When a person wishes to change an existing Will, there is often a temptation, rather than preparing a whole new Will, to simply amend the existing, most recent Will by a Codicil. However, unless the change to the existing Will is of the most minor nature and the Codicil is being prepared by a Lawyer experienced in Will drafting, the making of a Codicil should be avoided if at all possible.
In the first instance, by making one or more Codicils to an existing Will, there frequently arises the additional inconvenience and complexity of referring to more than one document in order to ascertain and understand the intention of the Will maker.

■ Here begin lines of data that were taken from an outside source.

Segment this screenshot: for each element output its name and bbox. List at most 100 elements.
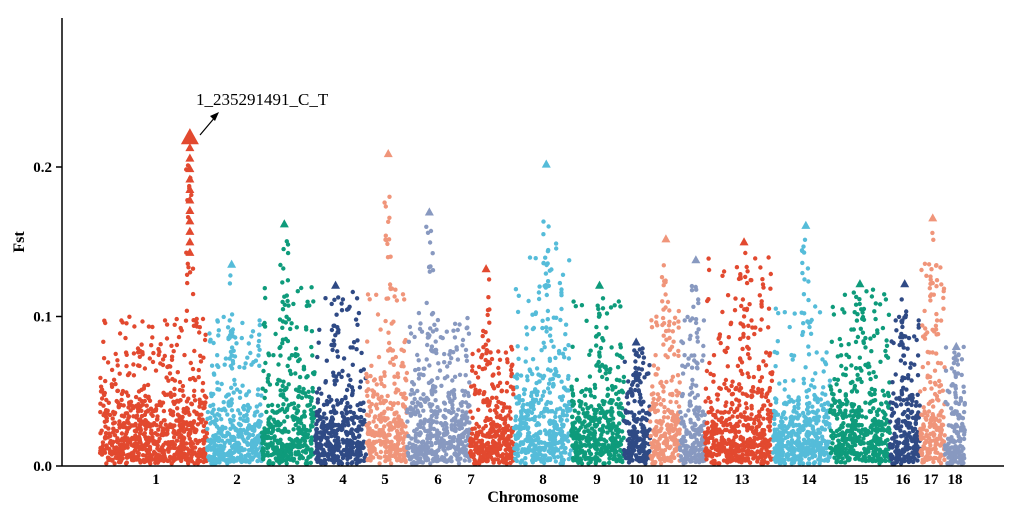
- snp-point: [508, 384, 514, 389]
- snp-point: [540, 325, 545, 331]
- snp-point: [245, 416, 250, 422]
- snp-point: [434, 327, 439, 332]
- snp-point: [171, 349, 176, 354]
- snp-point: [192, 348, 197, 354]
- snp-point: [551, 429, 556, 434]
- snp-point: [261, 322, 266, 327]
- snp-point: [177, 416, 182, 422]
- snp-point: [203, 420, 209, 425]
- snp-point: [308, 460, 313, 465]
- snp-point: [142, 366, 148, 371]
- snp-point: [633, 387, 638, 393]
- snp-point: [508, 460, 513, 466]
- snp-point: [435, 375, 440, 381]
- snp-point: [285, 298, 290, 304]
- snp-point: [382, 424, 387, 429]
- snp-point: [200, 316, 206, 322]
- snp-point: [464, 358, 470, 363]
- snp-point: [620, 355, 625, 360]
- snp-point: [689, 288, 695, 293]
- snp-point: [683, 438, 688, 444]
- snp-point: [545, 399, 550, 405]
- snp-point: [339, 410, 345, 416]
- snp-point: [275, 403, 281, 408]
- snp-point: [182, 352, 187, 358]
- snp-point: [508, 451, 513, 456]
- snp-point: [217, 413, 222, 418]
- snp-point: [418, 396, 423, 401]
- snp-point: [455, 437, 461, 442]
- snp-point: [759, 375, 765, 380]
- snp-point: [171, 435, 177, 440]
- snp-point: [617, 458, 623, 464]
- snp-point: [331, 323, 336, 328]
- snp-point: [535, 389, 540, 394]
- snp-point: [461, 393, 467, 398]
- snp-point: [451, 328, 456, 333]
- snp-point: [587, 374, 593, 379]
- snp-point: [340, 423, 345, 428]
- snp-point: [309, 329, 315, 334]
- snp-point: [339, 308, 345, 313]
- snp-point: [670, 374, 676, 379]
- snp-point: [101, 356, 107, 361]
- snp-point: [672, 321, 677, 326]
- snp-point: [765, 460, 770, 465]
- snp-point: [544, 325, 549, 330]
- snp-point: [147, 356, 152, 361]
- snp-point: [212, 439, 217, 444]
- snp-point: [285, 406, 290, 411]
- snp-point: [418, 431, 423, 436]
- snp-point: [266, 403, 271, 408]
- snp-point: [536, 400, 541, 406]
- snp-point: [319, 391, 324, 396]
- snp-point: [749, 318, 754, 323]
- snp-point: [247, 405, 252, 410]
- snp-point: [768, 286, 773, 291]
- snp-point: [103, 320, 108, 326]
- snp-point: [601, 414, 607, 419]
- snp-point: [364, 440, 370, 445]
- snp-point: [402, 391, 407, 396]
- snp-point: [223, 356, 229, 361]
- snp-point: [255, 392, 260, 397]
- snp-point: [461, 431, 466, 436]
- snp-point: [643, 451, 648, 457]
- snp-point: [546, 224, 551, 229]
- snp-point: [536, 296, 542, 302]
- snp-point: [711, 353, 717, 358]
- snp-point: [131, 351, 137, 356]
- snp-point: [334, 378, 339, 383]
- snp-point: [221, 400, 226, 405]
- snp-point: [449, 389, 455, 394]
- snp-point: [375, 392, 380, 397]
- snp-point: [516, 293, 521, 298]
- snp-point: [401, 457, 407, 463]
- snp-point: [241, 437, 246, 443]
- snp-point: [262, 395, 267, 401]
- snp-point: [580, 388, 585, 394]
- snp-point: [119, 431, 125, 436]
- snp-point: [243, 361, 248, 366]
- snp-point: [550, 446, 555, 451]
- snp-point: [331, 343, 337, 348]
- snp-point: [395, 435, 400, 441]
- snp-point: [661, 333, 666, 338]
- snp-point: [157, 436, 162, 441]
- snp-point: [463, 438, 468, 444]
- snp-point: [185, 261, 190, 266]
- snp-point: [141, 432, 146, 437]
- snp-point: [289, 321, 294, 326]
- snp-point: [392, 294, 397, 299]
- snp-point: [160, 357, 166, 362]
- snp-point: [296, 441, 301, 446]
- snp-point: [381, 416, 386, 421]
- snp-point: [137, 397, 142, 402]
- snp-point: [465, 415, 470, 420]
- snp-point: [394, 410, 399, 415]
- snp-point: [319, 443, 324, 448]
- snp-point: [672, 447, 678, 452]
- snp-point: [674, 400, 679, 405]
- snp-point: [254, 404, 259, 409]
- snp-point: [622, 452, 627, 457]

Consequently, unless the Codicil has been competently prepared by the Will maker’s Lawyer, there is a chance that either the Codicil or the Will (or even both of them) can be either partly or fully invalidated by an incompetently or inadequately prepared Codicil.
A recent example of the problems which can be caused by a badly prepared Codicil was a reference in the Codicil to a Will dated on a particular date when there was no Will signed on that date and just as importantly, the Codicil attempted to make a gift of property to a beneficiary when provision had already been made for such gift in the original Will thereby creating the confusion of “doubling up” and possible unfairness amongst the intended equal beneficiaries in the estate.
Once again, unless the intended Will amendment is of a simple and minor nature, the legal costs of preparation of a complex Codicil can be as much as, or even exceed, the legal fee charged for a new Will and the cost of unravelling the mess caused by an incorrect or incompetently prepared Codicil can be very expensive indeed.